Bennink is zelfs voorstander van een separaat onderzoeksinstituut Saxion waarin de focus echt op praktijkgericht onderzoek ligt – hoewel hogescholen nog wel even nodig hebben om aan dat idee te wennen, zegt hij. “De link met het onderwijs kan daarin echter behouden blijven, terwijl de organisatie en governance dan veel meer gericht zijn op onderzoek en het genereren van praktijkgerichte kennis. Een lector zou dan bijvoorbeeld onder een directeur Onderzoek vallen, niet meer onder een academie-directeur.”

Ga elkaar alsjeblieft niet beconcurreren

Toen lectoraten twintig of vijftien jaar geleden werden ingesteld, was het vanzelfsprekend de vraag of zij daarmee aansloten bij de juiste thematiek. Vanuit dat opzicht is het begrijpelijk om een lector of lectoraat niet meteen vast in te bedden in de organisatie. Die tijd ligt echter achter ons, vindt Van Strijdonck – bijvoorbeeld als het gaat om chemie in Limburg, waterstof in Groningen of nanotechnology, quantum en fotonica in Twente.

“Combineer zo’n regionaal thema met een duidelijke keuze en profilering. Ga als hogescholen alsjeblieft niet allemaal hetzelfde doen; laten we elkaar niet gaan beconcurreren”, roept hij op. Zo stuurt hij soms bedrijven met een vraag over biobased gerust door naar Avans Hogeschool als die een lectoraat hebben dat een beter antwoord kan geven. “Dat zeg ik dan eerlijk. Wil dat bedrijf uit Limburg nabijheid? Dan helpen wij graag. Willen ze iets extra’s op dit gebied? Dan kunnen ze beter naar onze collega’s van bijvoorbeeld Avans gaan.”

Er zijn veel onderwerpen die sterk bij een bepaalde regio horen, zegt Van Strijdonck. “Laat het dan ook daar, en laat hen het combineren met een profilering en wat meer smoel van hbo-instellingen. Dan zorg je dat er iets te kiezen is – ook voor studenten.

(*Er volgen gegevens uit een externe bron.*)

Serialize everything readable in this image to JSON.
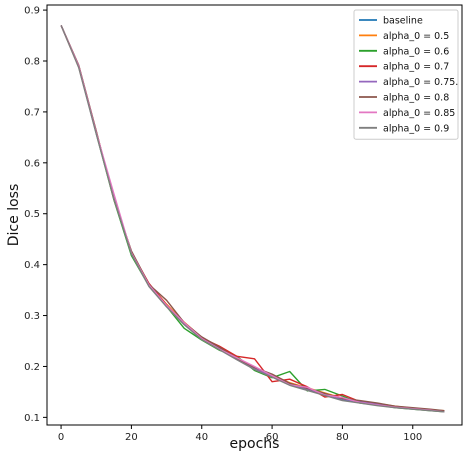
{
  "chart_data": {
    "type": "line",
    "xlabel": "epochs",
    "ylabel": "Dice loss",
    "xlim": [
      -4,
      114
    ],
    "ylim": [
      0.085,
      0.91
    ],
    "xticks": [
      0,
      20,
      40,
      60,
      80,
      100
    ],
    "yticks": [
      0.1,
      0.2,
      0.3,
      0.4,
      0.5,
      0.6,
      0.7,
      0.8,
      0.9
    ],
    "xtick_labels": [
      "0",
      "20",
      "40",
      "60",
      "80",
      "100"
    ],
    "ytick_labels": [
      "0.1",
      "0.2",
      "0.3",
      "0.4",
      "0.5",
      "0.6",
      "0.7",
      "0.8",
      "0.9"
    ],
    "grid": false,
    "legend_position": "top-right",
    "x": [
      0,
      5,
      10,
      15,
      20,
      25,
      30,
      35,
      40,
      45,
      50,
      55,
      60,
      65,
      70,
      75,
      80,
      85,
      90,
      95,
      100,
      105,
      109
    ],
    "series": [
      {
        "name": "baseline",
        "color": "#1f77b4",
        "values": [
          0.87,
          0.79,
          0.66,
          0.53,
          0.42,
          0.36,
          0.32,
          0.285,
          0.255,
          0.235,
          0.215,
          0.195,
          0.18,
          0.165,
          0.155,
          0.145,
          0.135,
          0.13,
          0.125,
          0.12,
          0.117,
          0.114,
          0.112
        ]
      },
      {
        "name": "alpha_0 = 0.5",
        "color": "#ff7f0e",
        "values": [
          0.87,
          0.788,
          0.662,
          0.532,
          0.425,
          0.362,
          0.322,
          0.287,
          0.257,
          0.237,
          0.218,
          0.197,
          0.183,
          0.168,
          0.158,
          0.148,
          0.138,
          0.132,
          0.127,
          0.122,
          0.118,
          0.115,
          0.113
        ]
      },
      {
        "name": "alpha_0 = 0.6",
        "color": "#2ca02c",
        "values": [
          0.87,
          0.79,
          0.658,
          0.528,
          0.418,
          0.358,
          0.318,
          0.275,
          0.252,
          0.232,
          0.22,
          0.192,
          0.178,
          0.19,
          0.152,
          0.155,
          0.142,
          0.128,
          0.124,
          0.119,
          0.116,
          0.113,
          0.111
        ]
      },
      {
        "name": "alpha_0 = 0.7",
        "color": "#d62728",
        "values": [
          0.87,
          0.791,
          0.661,
          0.531,
          0.424,
          0.363,
          0.321,
          0.283,
          0.256,
          0.24,
          0.22,
          0.215,
          0.17,
          0.175,
          0.16,
          0.14,
          0.145,
          0.131,
          0.126,
          0.121,
          0.118,
          0.115,
          0.112
        ]
      },
      {
        "name": "alpha_0 = 0.75.",
        "color": "#9467bd",
        "values": [
          0.87,
          0.789,
          0.659,
          0.535,
          0.422,
          0.359,
          0.319,
          0.284,
          0.254,
          0.236,
          0.214,
          0.196,
          0.181,
          0.166,
          0.156,
          0.146,
          0.136,
          0.131,
          0.126,
          0.121,
          0.117,
          0.114,
          0.112
        ]
      },
      {
        "name": "alpha_0 = 0.8",
        "color": "#8c564b",
        "values": [
          0.87,
          0.792,
          0.663,
          0.529,
          0.427,
          0.361,
          0.33,
          0.286,
          0.258,
          0.238,
          0.216,
          0.198,
          0.185,
          0.167,
          0.157,
          0.147,
          0.137,
          0.133,
          0.128,
          0.122,
          0.119,
          0.116,
          0.113
        ]
      },
      {
        "name": "alpha_0 = 0.85",
        "color": "#e377c2",
        "values": [
          0.87,
          0.79,
          0.66,
          0.54,
          0.423,
          0.36,
          0.32,
          0.286,
          0.255,
          0.234,
          0.217,
          0.2,
          0.182,
          0.164,
          0.159,
          0.144,
          0.139,
          0.129,
          0.124,
          0.12,
          0.117,
          0.114,
          0.111
        ]
      },
      {
        "name": "alpha_0 = 0.9",
        "color": "#7f7f7f",
        "values": [
          0.87,
          0.787,
          0.657,
          0.53,
          0.421,
          0.357,
          0.317,
          0.282,
          0.253,
          0.233,
          0.213,
          0.194,
          0.179,
          0.163,
          0.153,
          0.143,
          0.133,
          0.128,
          0.123,
          0.119,
          0.116,
          0.113,
          0.111
        ]
      }
    ]
  }
}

Smoel naar zowel buiten als binnen

Smoel, dat is wat het praktijkgericht onderzoek van hogescholen nodig heeft. “’Smoel’ betreft niet alleen de positie naar buiten toe, maar ook intern. Niet iedereen heeft scherp wat deze nieuwe rol van het hbo in praktijkgericht onderzoek inhoudt. Er zijn schijnbaar tegengestelde belangen tussen enerzijds het onderwijs en de financiering en anderzijds het onderzoek. Natuurlijk moet je voorkomen dat het onderzoek bestaat uit hobby-projecten van onderzoekers – en eerlijk gezegd ken ik collega’s bij wie dat wel het geval is. Je hebt dus een goede systematiek en goed beleid nodig om dat tegen te gaan.”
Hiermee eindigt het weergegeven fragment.